Cyclists warned to avoid Baaken oil patch

“The roads are filled with mile after mile of big heavy trucks that make cyclists feel very unsafe.”

The Billings Gazette reports:

Touring bicyclists wanting to retrace the path of explorers Lewis and Clark or pedal through the northern tier of the U.S. are being warned to steer clear of northwest North Dakota because of heavy oil traffic.

Missoula-based Adventure Cycling Association said it’s remapping the popular bike routes due to “alarming reports” about risky riding conditions through North Dakota’s booming oil patch.

New maps are due in May to reflect the change, the biggest such amendment to U.S. routes in the nonprofit’s 39-year history, cartographer Jennifer Milyko said.

Based on reports from scores of cyclists, Milyko said roads through North Dakota’s oil patch are among the most dangerous of the group’s 40,000-mile route network in the U.S…

9 thoughts on “Cyclists warned to avoid Baaken oil patch”

  1. “I’ve never seen a cyclist in the middle of a lane.”

    I have many times on a road with many blind curves and hills. Sometimes you almost have to “nudge” their rear tire to get them even to acknowledge there is a car behind them. Honking isn’t enough. Even the marginally polite ones ride up to three feet from the edge of the road making it nearly impossible to pass them without crossing the double line.

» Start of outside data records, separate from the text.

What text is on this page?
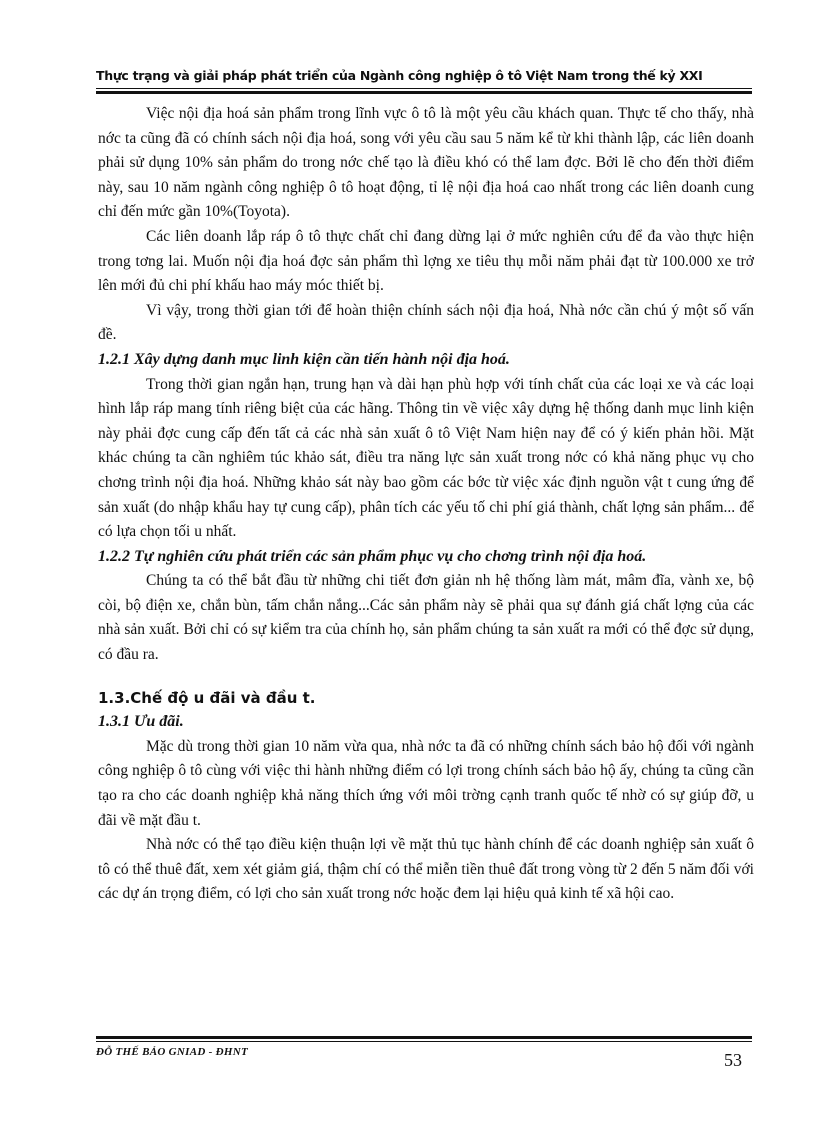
Thực trạng và giải pháp phát triển của Ngành công nghiệp ô tô Việt Nam trong thế kỷ XXI

Việc nội địa hoá sản phẩm trong lĩnh vực ô tô là một yêu cầu khách quan. Thực tế cho thấy, nhà nớc ta cũng đã có chính sách nội địa hoá, song với yêu cầu sau 5 năm kể từ khi thành lập, các liên doanh phải sử dụng 10% sản phẩm do trong nớc chế tạo là điều khó có thể lam đợc. Bởi lẽ cho đến thời điểm này, sau 10 năm ngành công nghiệp ô tô hoạt động, tỉ lệ nội địa hoá cao nhất trong các liên doanh cung chỉ đến mức gần 10%(Toyota).

Các liên doanh lắp ráp ô tô thực chất chỉ đang dừng lại ở mức nghiên cứu để đa vào thực hiện trong tơng lai. Muốn nội địa hoá đợc sản phẩm thì lợng xe tiêu thụ mỗi năm phải đạt từ 100.000 xe trở lên mới đủ chi phí khấu hao máy móc thiết bị.

Vì vậy, trong thời gian tới để hoàn thiện chính sách nội địa hoá, Nhà nớc cần chú ý một số vấn đề.

1.2.1 Xây dựng danh mục linh kiện cần tiến hành nội địa hoá.

Trong thời gian ngắn hạn, trung hạn và dài hạn phù hợp với tính chất của các loại xe và các loại hình lắp ráp mang tính riêng biệt của các hãng. Thông tin về việc xây dựng hệ thống danh mục linh kiện này phải đợc cung cấp đến tất cả các nhà sản xuất ô tô Việt Nam hiện nay để có ý kiến phản hồi. Mặt khác chúng ta cần nghiêm túc khảo sát, điều tra năng lực sản xuất trong nớc có khả năng phục vụ cho chơng trình nội địa hoá. Những khảo sát này bao gồm các bớc từ việc xác định nguồn vật t cung ứng để sản xuất (do nhập khẩu hay tự cung cấp), phân tích các yếu tố chi phí giá thành, chất lợng sản phẩm... để có lựa chọn tối u nhất.

1.2.2 Tự nghiên cứu phát triển các sản phẩm phục vụ cho chơng trình nội địa hoá.

Chúng ta có thể bắt đầu từ những chi tiết đơn giản nh hệ thống làm mát, mâm đĩa, vành xe, bộ còi, bộ điện xe, chắn bùn, tấm chắn nắng...Các sản phẩm này sẽ phải qua sự đánh giá chất lợng của các nhà sản xuất. Bởi chỉ có sự kiểm tra của chính họ, sản phẩm chúng ta sản xuất ra mới có thể đợc sử dụng, có đầu ra.

1.3.Chế độ u đãi và đầu t.
1.3.1 Ưu đãi.

Mặc dù trong thời gian 10 năm vừa qua, nhà nớc ta đã có những chính sách bảo hộ đối với ngành công nghiệp ô tô cùng với việc thi hành những điểm có lợi trong chính sách bảo hộ ấy, chúng ta cũng cần tạo ra cho các doanh nghiệp khả năng thích ứng với môi trờng cạnh tranh quốc tế nhờ có sự giúp đỡ, u đãi về mặt đầu t.

Nhà nớc có thể tạo điều kiện thuận lợi về mặt thủ tục hành chính để các doanh nghiệp sản xuất ô tô có thể thuê đất, xem xét giảm giá, thậm chí có thể miễn tiền thuê đất trong vòng từ 2 đến 5 năm đối với các dự án trọng điểm, có lợi cho sản xuất trong nớc hoặc đem lại hiệu quả kinh tế xã hội cao.

ĐỖ THẾ BẢO GNIAD - ĐHNT	53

Many of them appear resentful that you actually want to pass them and go the speed limit.

    I am willing to share the road but not by going 5 mph behind several cyclists riding side by side too busy taking to notice their environment. I say either ride at the speed limit or pay attention to that 2 tons of steel that is coming up on your rear tire and get out of its way!

    The point is that while a cyclist has a right to use the road, the auto driver also has the right to use it. The cyclist does not have the right to hinder the flow of traffic, Ride single file close to the edge of the road and you might stay alive.

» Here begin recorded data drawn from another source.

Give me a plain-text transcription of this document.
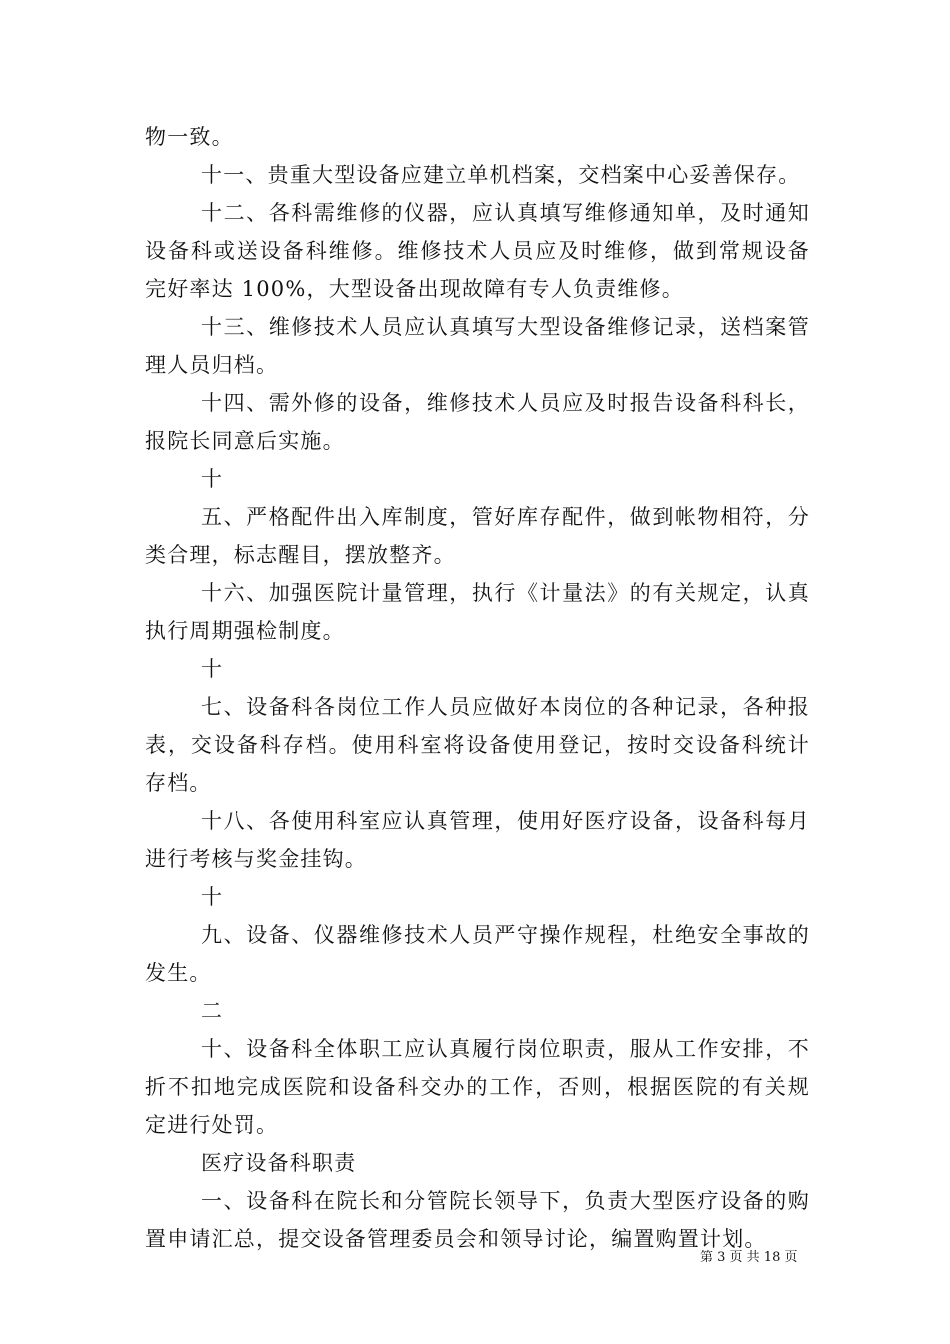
物一致。

十一、贵重大型设备应建立单机档案，交档案中心妥善保存。

十二、各科需维修的仪器，应认真填写维修通知单，及时通知设备科或送设备科维修。维修技术人员应及时维修，做到常规设备完好率达 100%，大型设备出现故障有专人负责维修。

十三、维修技术人员应认真填写大型设备维修记录，送档案管理人员归档。

十四、需外修的设备，维修技术人员应及时报告设备科科长，报院长同意后实施。

十

五、严格配件出入库制度，管好库存配件，做到帐物相符，分类合理，标志醒目，摆放整齐。

十六、加强医院计量管理，执行《计量法》的有关规定，认真执行周期强检制度。

十

七、设备科各岗位工作人员应做好本岗位的各种记录，各种报表，交设备科存档。使用科室将设备使用登记，按时交设备科统计存档。

十八、各使用科室应认真管理，使用好医疗设备，设备科每月进行考核与奖金挂钩。

十

九、设备、仪器维修技术人员严守操作规程，杜绝安全事故的发生。

二

十、设备科全体职工应认真履行岗位职责，服从工作安排，不折不扣地完成医院和设备科交办的工作，否则，根据医院的有关规定进行处罚。

医疗设备科职责

一、设备科在院长和分管院长领导下，负责大型医疗设备的购置申请汇总，提交设备管理委员会和领导讨论，编置购置计划。

第 3 页 共 18 页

  2. The helmets are functional, or we wouldn’t wear them.
    I’ve never seen a cyclist in the middle of a lane.
    Paying taxes has nothing to do with using the roads.

    Your hate is showing.

  3. The cyclists probably suffered severe head trauma before they started wearing those stupid helmets. They tend to ride in the middle of the lane even where blind spots could result in injury. Yet they think they are doing the environment a great service by converting bean power to work. They need to pay taxes to use the highways just like motor vehicles.

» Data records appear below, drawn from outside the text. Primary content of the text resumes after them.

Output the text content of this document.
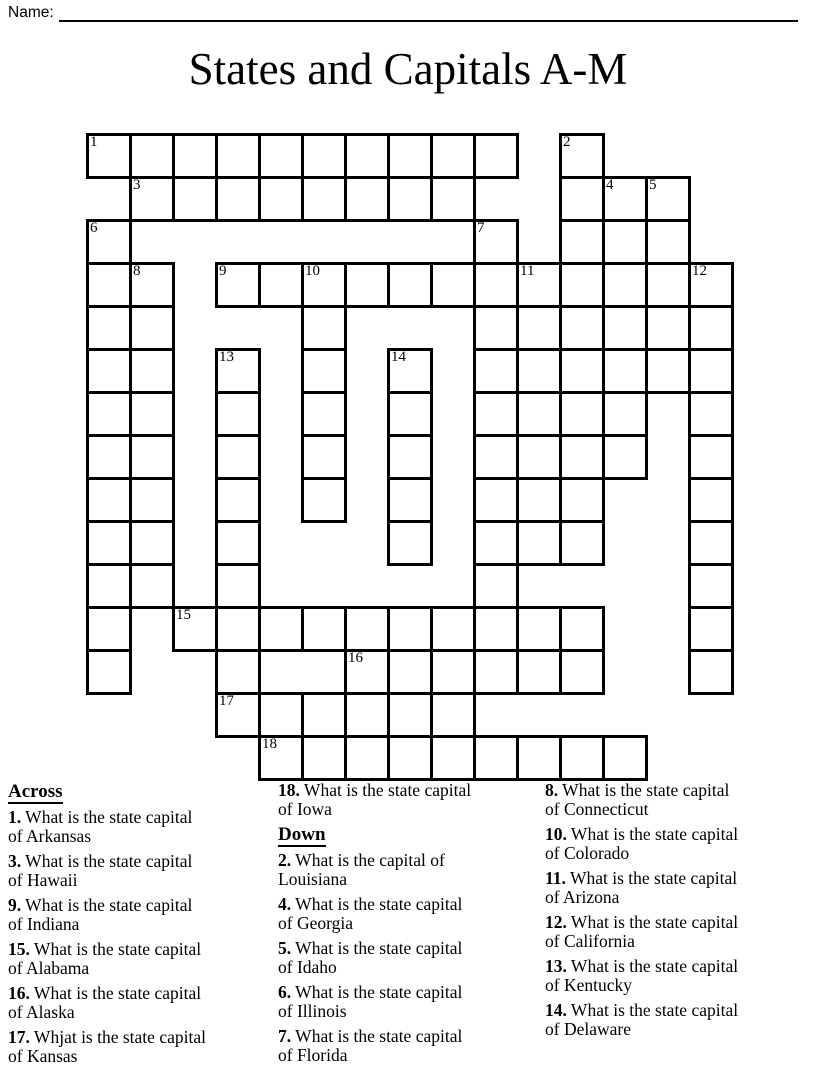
Name:
States and Capitals A-M
1	2
3	4 5
6	7
8	9	10	11	12
13	14
15
16
17
18
Across

1. What is the state capital
of Arkansas

3. What is the state capital
of Hawaii

9. What is the state capital
of Indiana

15. What is the state capital
of Alabama

16. What is the state capital
of Alaska

17. Whjat is the state capital
of Kansas

18. What is the state capital
of Iowa

Down

2. What is the capital of
Louisiana

4. What is the state capital
of Georgia

5. What is the state capital
of Idaho

6. What is the state capital
of Illinois

7. What is the state capital
of Florida

8. What is the state capital
of Connecticut

10. What is the state capital
of Colorado

11. What is the state capital
of Arizona

12. What is the state capital
of California

13. What is the state capital
of Kentucky

14. What is the state capital
of Delaware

  4. bugs on the bumper… bicycles on the bumper… meh
    I’d have to really work hard to ratchet my concern high enough to actually give a darn considering these bicycle bozos are constantly causing near wrecks and jam-ups during rush hour in the city. Let the semis thin the herd. works for me.

  5. I had no idea that bicycle touring in northern North Dakota was so big. Then again, something tells me it would be an enormous waste of money to construct bike lanes across the Dakotas for the 3 or 4 cycists per day each section might see.

    I also didn’t know that the main reason for building those roads was to promote bicycle safety in northern North Dakota. Sounds pretty luxurious and in need of an economic boom to pay for it.

  6. “Both itineraries through North Dakota are now rerouted up to 100 miles south.”

    “Remapping the routes will hurt his business and others such as cafes, stores and campgrounds in cities throughout northern North Dakota, he said.”

    So cyclists won’t get hungry 100 miles further

    I spect the Billings Gazette, a Lee Enterprizes
    fishwrap, just hates the energy development.
    This is just another way for them to gripe
    about it.

  7. I’m sorry, where’s the news? Bicyclists fear getting hit by semis?

    However, I don’t see where this involves junk science either.

    Why don’t they just bike on Route 66? Much more scenic

  8. The Keystone Pipeline is designed to transport crude from the Bakken oil fields. Biker should unite to get the tanker trucks off the highways in N DA.

  9. One of the first rules of the road I learned as a child in Southern California in the 50’s was “Always yield the right-of-way to anything that can kill you.”
    I am elated that SD is going through an oil patch boom.
    I have no sympathy for the complaints of the cyclists who are so emotionally committed to their 19th century technology.